Some more experienced spinners recently told me that you can wind of immediately into a ball and let the ball sit as long as you get it under sufficient tension when you wind off. I have yet to try this. So far, I've found that winding off after letting it rest overnight is tricky enough to keep the tension up - we shall see how I fare winding off immediately down the line.
(Learning 6) To ply the yarn without a lazy kate and/or without extra bobbins, flower pots work fantastically. This tip came to me from Start Spinning by Maggie Casie which I borrowed from my local library. I purchased the pots at Michaels on sale, definitely worth the $3!
The trick is to make sure you buy pots with holes in the bottom that are heavy enough to resist if/when the yarn starts to pull upward. Mine are terracotta and work just fine.
Other plying tips:
Make sure you are spinning the wheel the opposite direction used to spin the singles yarns. This creates the balance in the final yarn.
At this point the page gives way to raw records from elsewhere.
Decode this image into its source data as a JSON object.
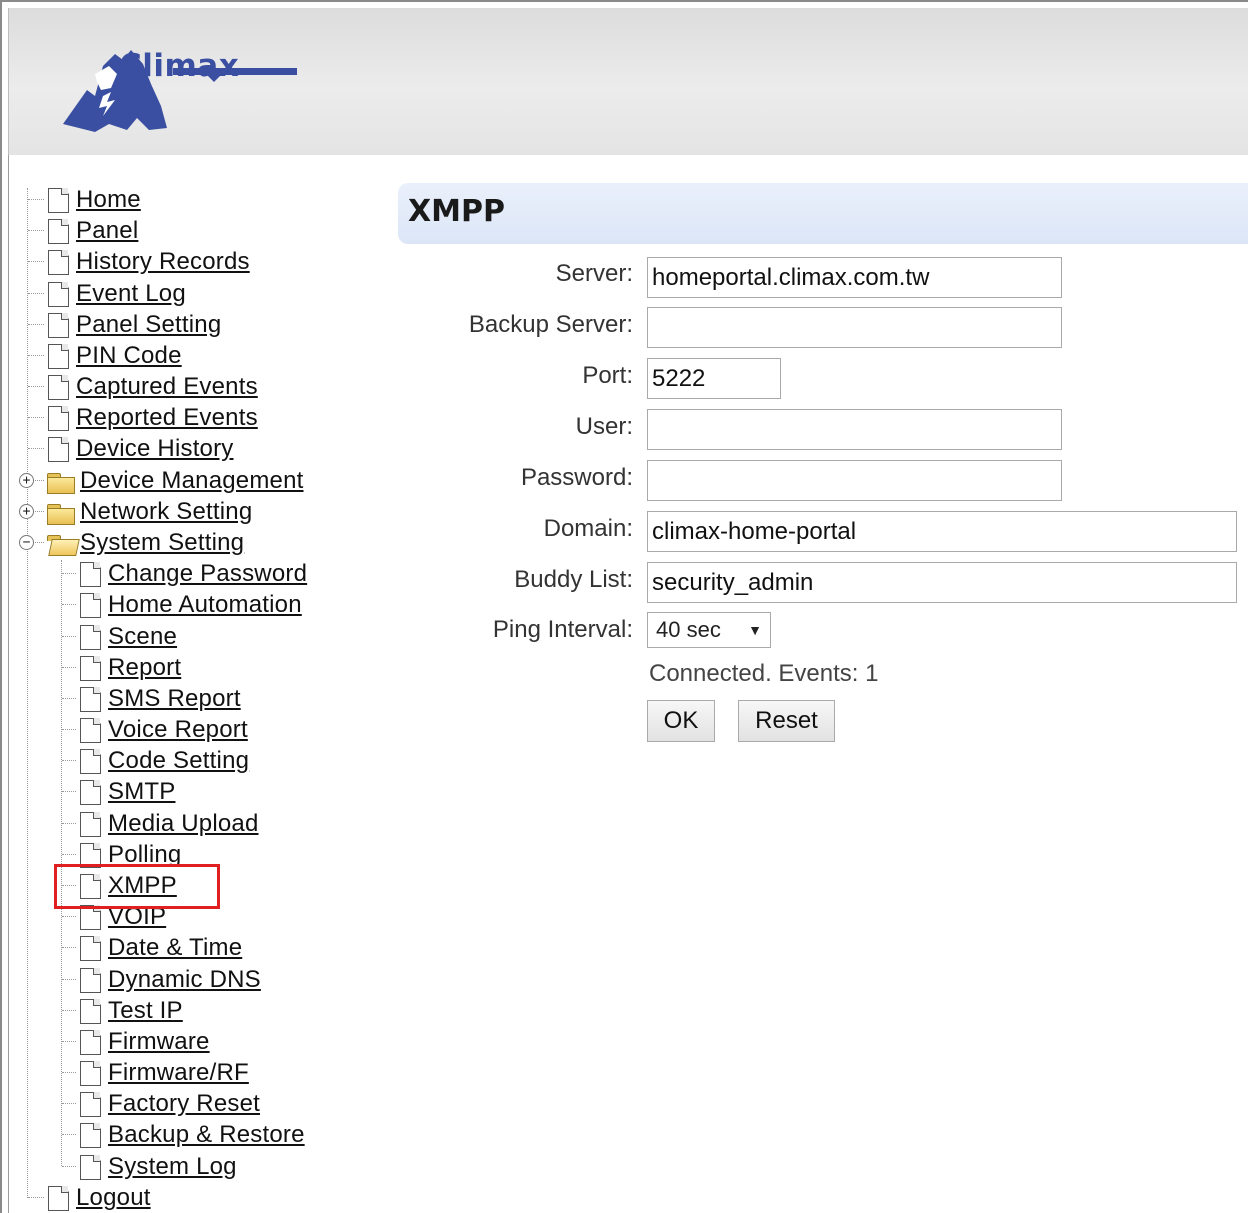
{
  "header": {
    "logo_text": "Climax"
  },
  "tree": {
    "items": [
      {
        "label": "Home",
        "kind": "page",
        "level": 0
      },
      {
        "label": "Panel",
        "kind": "page",
        "level": 0
      },
      {
        "label": "History Records",
        "kind": "page",
        "level": 0
      },
      {
        "label": "Event Log",
        "kind": "page",
        "level": 0
      },
      {
        "label": "Panel Setting",
        "kind": "page",
        "level": 0
      },
      {
        "label": "PIN Code",
        "kind": "page",
        "level": 0
      },
      {
        "label": "Captured Events",
        "kind": "page",
        "level": 0
      },
      {
        "label": "Reported Events",
        "kind": "page",
        "level": 0
      },
      {
        "label": "Device History",
        "kind": "page",
        "level": 0
      },
      {
        "label": "Device Management",
        "kind": "folder",
        "level": 0,
        "expander": "+"
      },
      {
        "label": "Network Setting",
        "kind": "folder",
        "level": 0,
        "expander": "+"
      },
      {
        "label": "System Setting",
        "kind": "folder-open",
        "level": 0,
        "expander": "−"
      },
      {
        "label": "Change Password",
        "kind": "page",
        "level": 1
      },
      {
        "label": "Home Automation",
        "kind": "page",
        "level": 1
      },
      {
        "label": "Scene",
        "kind": "page",
        "level": 1
      },
      {
        "label": "Report",
        "kind": "page",
        "level": 1
      },
      {
        "label": "SMS Report",
        "kind": "page",
        "level": 1
      },
      {
        "label": "Voice Report",
        "kind": "page",
        "level": 1
      },
      {
        "label": "Code Setting",
        "kind": "page",
        "level": 1
      },
      {
        "label": "SMTP",
        "kind": "page",
        "level": 1
      },
      {
        "label": "Media Upload",
        "kind": "page",
        "level": 1
      },
      {
        "label": "Polling",
        "kind": "page",
        "level": 1
      },
      {
        "label": "XMPP",
        "kind": "page",
        "level": 1,
        "selected": true
      },
      {
        "label": "VOIP",
        "kind": "page",
        "level": 1
      },
      {
        "label": "Date & Time",
        "kind": "page",
        "level": 1
      },
      {
        "label": "Dynamic DNS",
        "kind": "page",
        "level": 1
      },
      {
        "label": "Test IP",
        "kind": "page",
        "level": 1
      },
      {
        "label": "Firmware",
        "kind": "page",
        "level": 1
      },
      {
        "label": "Firmware/RF",
        "kind": "page",
        "level": 1
      },
      {
        "label": "Factory Reset",
        "kind": "page",
        "level": 1
      },
      {
        "label": "Backup & Restore",
        "kind": "page",
        "level": 1
      },
      {
        "label": "System Log",
        "kind": "page",
        "level": 1
      },
      {
        "label": "Logout",
        "kind": "page",
        "level": 0
      }
    ]
  },
  "page": {
    "title": "XMPP",
    "form": {
      "server_label": "Server:",
      "server_value": "homeportal.climax.com.tw",
      "backup_server_label": "Backup Server:",
      "backup_server_value": "",
      "port_label": "Port:",
      "port_value": "5222",
      "user_label": "User:",
      "user_value": "",
      "password_label": "Password:",
      "password_value": "",
      "domain_label": "Domain:",
      "domain_value": "climax-home-portal",
      "buddy_list_label": "Buddy List:",
      "buddy_list_value": "security_admin",
      "ping_interval_label": "Ping Interval:",
      "ping_interval_value": "40 sec"
    },
    "status": "Connected. Events: 1",
    "ok_label": "OK",
    "reset_label": "Reset"
  },
  "colors": {
    "highlight": "#e02020",
    "brand": "#3a4fa1",
    "title_bar": "#dce6f7"
  }
}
You probably need more twist than you think. Visualize the yarn before starting and, if possible, pull a few inches of a similar yarn from your stash for reference as you work. Don't be afraid to stop and start to check the twist.
Your forward hand is now responsible for keeping the yarns separate and setting the twist, as before, but the way you hold the yarns will take some adjusting.
The bobbin will fill up significantly faster than when spinning singles, so remember to stop frequently and switch hooks to fill it evenly.
When the bobbin is totally full, wind it off onto a niddy noddy, then continue at the wheel. Tie or splice the next bobbin to the yarn already on the niddy noddy to continue winding.
(Learning 7) Niddy noddys don't have to be expensive. Or made of wood.
I like to refer to mine as the Home Depot Special - made entirely of PVC and cost less than $10!
The PVC I used is all 1/2 inch and was cut for me in store by a helpful employee. One piece 18 inches, four pieces 6 inches, two t-joints, 4 caps. The caps aren't strictly necessary, but I like the finished look. I pop one off to remove the skein when ready for washing.
The length of the center piece helps you measure the yardage of your yarn. Simply count the number of threads on one length, then multiply by the center length times 2 (because the yarn goes around it 4 times). For an 18 inch niddy noddy, every wrap will be 2 yards.
When you tie off the yarn, make sure the tie goes in a figure 8 pattern - this will keep it from slipping when you wash the yarn (I learned that the hard way). If you have extra singles yarn at the end, the ties are a great use for it. If not, any scrap yarn is just fine.
(Learning 8) Washing the yarn makes a dramatic difference.
Once my yarn was off the niddy noddy and officially a skein, I hung it on a hanger to admire. It really wanted to twist. If I had tried to knit or crochet at this point, my work would have leaned in one direction or rippled with no hope for lying flat as a result.
To wash the yarn, I used an empty kitchen sink. First, a hot bath with a splash of regular dish soap for about 20 minutes.
Next, a warm bath with a splash of vinegar. I added a few drops of lavender essential oil to avoid the whole thing smelling of vinegar - 1 or 2 drops is PLENTY. This bath lasted about 5 minutes.
Finally, a trip through the salad spinner!
If you don't have a salad spinner, gently roll it in a towel and that should do the trick. The key here is not to twist it as it dries because it could affect the final twist of the yarn.
Hang to dry. Ta-da! A beautiful (to me) finished skein of yarn!
I found that with the salad spinner, the final skein only took about 2 hours to completely dry. Of course, my house in the summer is 78 Fahrenheit so that's probably a factor.
If you want to speed it up, a nice sit in the sun or in front of a gentle fan should do the trick.
My first spin is quite uneven, but I'm pleased as punch I was able to do it. The final yarn measures an average of 8-9 wraps per inch, making it a bulky yarn.
It's a bit uneven for anything requiring a specific gauge, but should make an excellent hot water bottle sleeve (pattern coming in December - quick and easy gift!).
Thank you for joining me for my first adventure in spinning yarn! I hope you've found this post to be helpful.